There are big disparities between the two welfare systems on this island. The standard unemployment payment in the Republic is €232 versus £85 (€99) in the North while the Republic’s contributory pension is €277 versus £204 (€238) in the North. Shouldering this “rerating” burden would require a “dramatic increase in taxation and/or a major reduction in expenditure”, FitzGerald and Morgenroth conclude.
The debate will rumble on. Academic focus on the cost of Irish reunification appears to have been rekindled by Brexit and the North’s in-out position.
The studies seem to presume, however, that reunification would take the form of a single unified administration effectively absorbing the North, something that would seem too big a jump even for unionists not averse to an all-island economy. In reality, a united Ireland is more likely to involve – initially anyway – some sort of federalised structure with the North and South still largely managing their own affairs.
What FitzGerald and Morgenroth’s study reveals, above all else, is the poor state of the North’s economy and how little it has prospered since the Belfast Agreement of 1998, which was meant to signal a new start. The level of foreign direct investment (FDI) in the North is largely unchanged since the agreement. The North’s public sector is oversized while its underperforming private sector delivers wages that are (even without the multinational component) significantly lower than those enjoyed in the Republic.

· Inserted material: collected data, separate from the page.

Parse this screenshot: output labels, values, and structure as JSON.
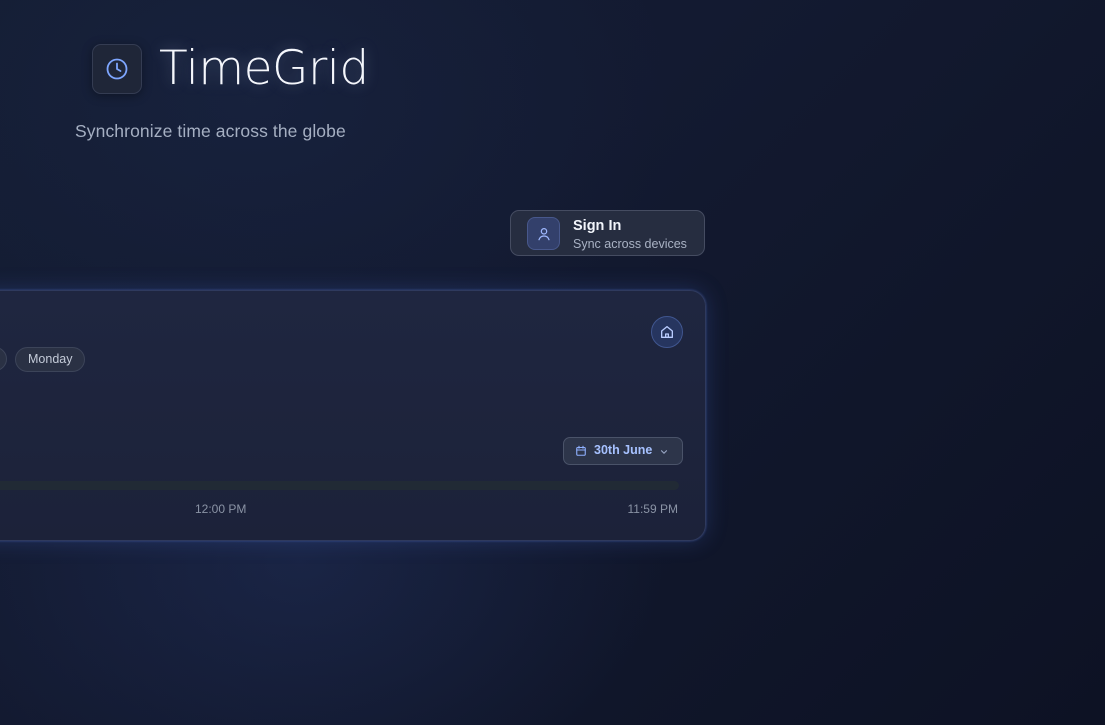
{
  "header": {
    "app_name": "TimeGrid",
    "tagline": "Synchronize time across the globe",
    "logo_icon": "clock-icon"
  },
  "signin": {
    "title": "Sign In",
    "subtitle": "Sync across devices",
    "icon": "user-icon"
  },
  "card": {
    "day_label": "Monday",
    "home_icon": "home-icon",
    "date_picker": {
      "label": "30th June",
      "icon": "calendar-icon",
      "chevron": "chevron-down-icon"
    },
    "timeline": {
      "mid_label": "12:00 PM",
      "end_label": "11:59 PM"
    }
  },
  "colors": {
    "accent": "#a6c1ff",
    "icon_blue": "#7ea6ff",
    "background": "#131a31"
  }
}
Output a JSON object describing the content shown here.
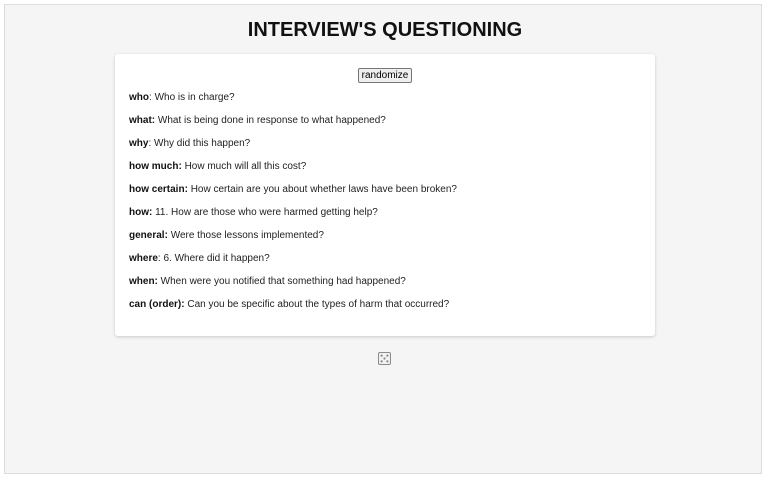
{
  "page": {
    "title": "INTERVIEW'S QUESTIONING"
  },
  "controls": {
    "randomize_label": "randomize",
    "dice_icon": "dice-icon"
  },
  "questions": [
    {
      "key": "who",
      "sep": ": ",
      "text": "Who is in charge?"
    },
    {
      "key": "what:",
      "sep": " ",
      "text": "What is being done in response to what happened?"
    },
    {
      "key": "why",
      "sep": ": ",
      "text": "Why did this happen?"
    },
    {
      "key": "how much:",
      "sep": " ",
      "text": "How much will all this cost?"
    },
    {
      "key": "how certain:",
      "sep": " ",
      "text": "How certain are you about whether laws have been broken?"
    },
    {
      "key": "how:",
      "sep": " ",
      "text": "11. How are those who were harmed getting help?"
    },
    {
      "key": "general:",
      "sep": " ",
      "text": "Were those lessons implemented?"
    },
    {
      "key": "where",
      "sep": ": ",
      "text": "6. Where did it happen?"
    },
    {
      "key": "when:",
      "sep": " ",
      "text": "When were you notified that something had happened?"
    },
    {
      "key": "can (order):",
      "sep": " ",
      "text": "Can you be specific about the types of harm that occurred?"
    }
  ]
}
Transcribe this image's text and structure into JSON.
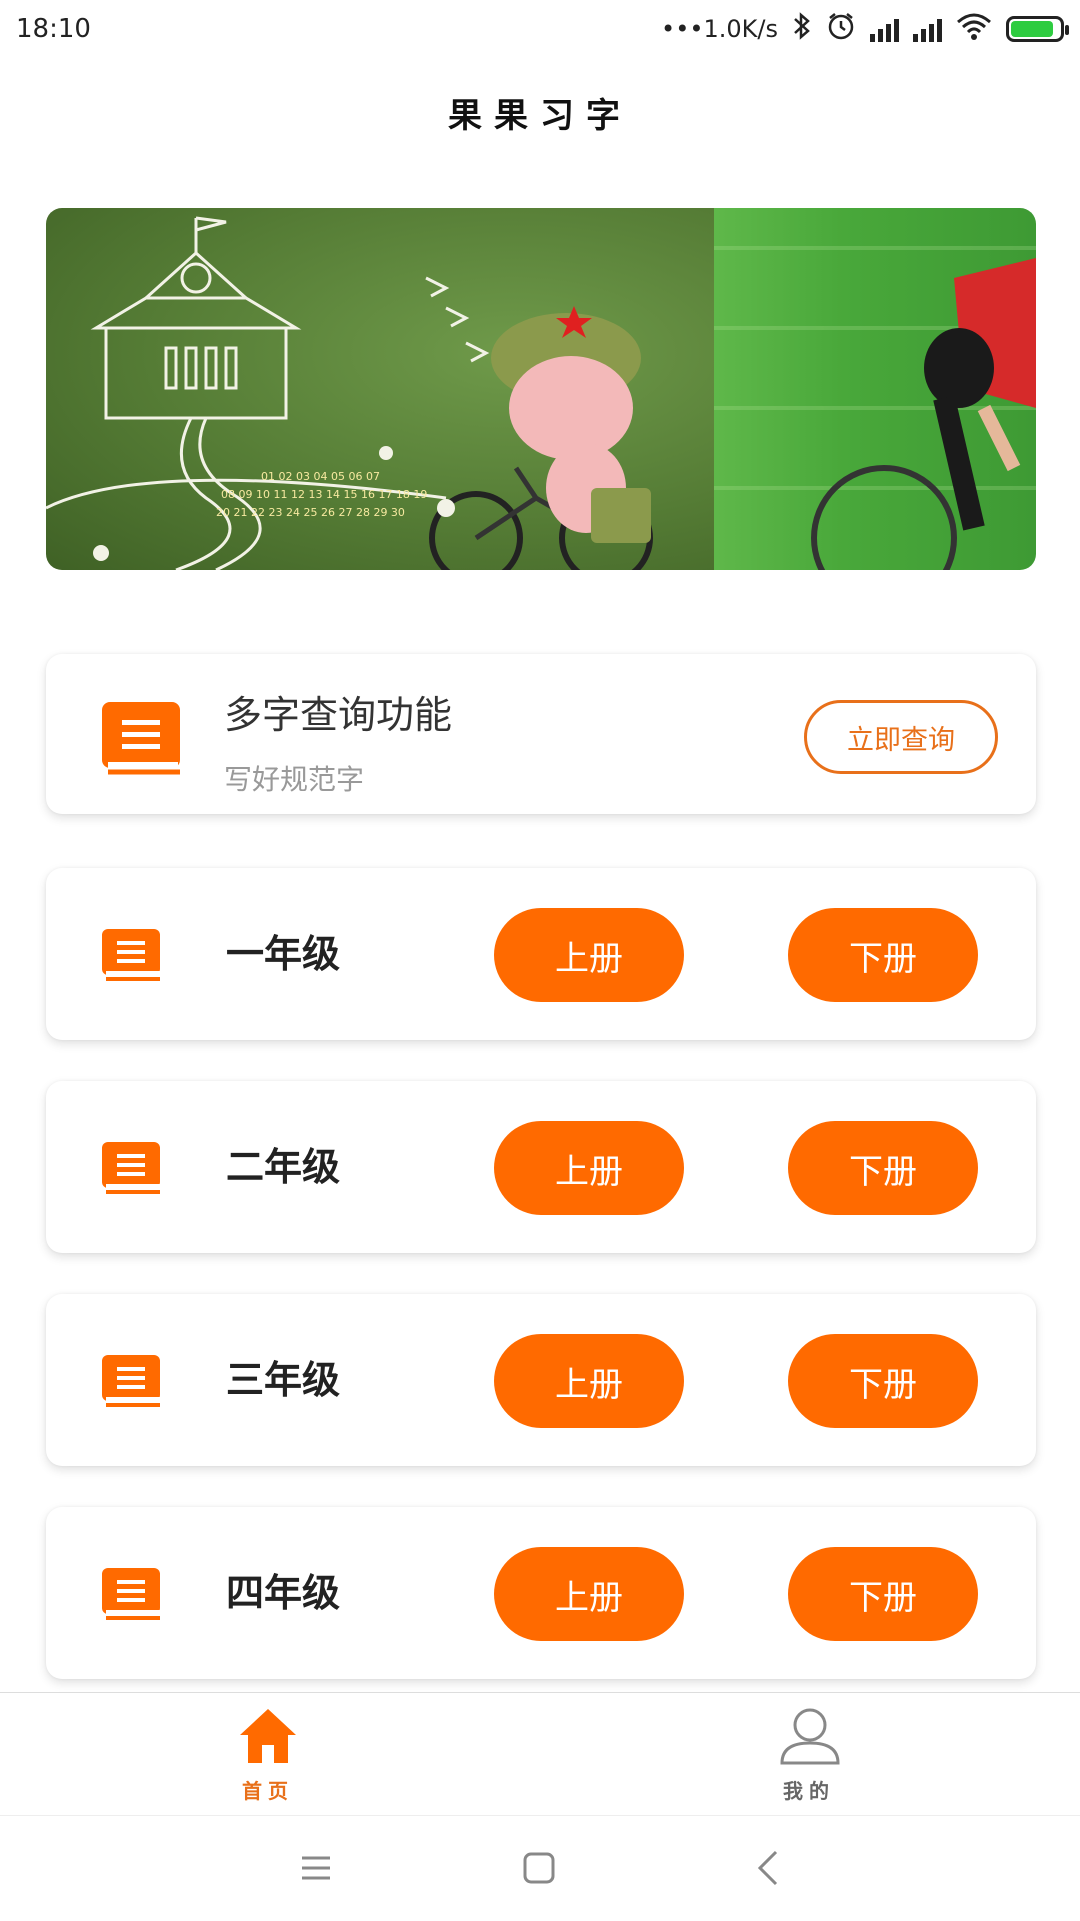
{
  "status_bar": {
    "time": "18:10",
    "network_speed": "•••1.0K/s",
    "icons": [
      "bluetooth-icon",
      "alarm-icon",
      "signal-icon",
      "signal-icon",
      "wifi-icon",
      "battery-charging-icon"
    ]
  },
  "app": {
    "title": "果果习字"
  },
  "colors": {
    "accent": "#ff6a00",
    "accent_outline": "#e8701a",
    "muted_text": "#999999"
  },
  "query_card": {
    "title": "多字查询功能",
    "subtitle": "写好规范字",
    "button_label": "立即查询",
    "icon": "book-icon"
  },
  "grades": [
    {
      "label": "一年级",
      "up_label": "上册",
      "down_label": "下册"
    },
    {
      "label": "二年级",
      "up_label": "上册",
      "down_label": "下册"
    },
    {
      "label": "三年级",
      "up_label": "上册",
      "down_label": "下册"
    },
    {
      "label": "四年级",
      "up_label": "上册",
      "down_label": "下册"
    }
  ],
  "bottom_nav": {
    "items": [
      {
        "label": "首页",
        "icon": "home-icon",
        "active": true
      },
      {
        "label": "我的",
        "icon": "person-icon",
        "active": false
      }
    ]
  },
  "system_nav": {
    "icons": [
      "menu-icon",
      "home-square-icon",
      "back-icon"
    ]
  }
}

A report last year noted that Northern Ireland’s GDP per capita, a measure of productivity, which was 20 per cent lower than the UK’s overall rate at the time of the 1998 agreement is now 21 per cent lower, meaning it has little to show by way of a peace dividend.
The UK economy is more centralised around its capital than most and Northern Ireland, Wales and other regions are victims of that, hence former UK prime minister Boris Johnson’s “levelling up” agenda.
Nationalists hang their hat on the North’s economy performing better under the Republic’s low corporate tax rate; its unfettered access to the EU’s single market and its more stable regulatory regime (the UK’s post-Brexit regulatory position versus Brussels remains unclear).
This is plausible given the North’s economic performance to date but the costs of integration and the politics surrounding it make it an unlikely prospect any time soon.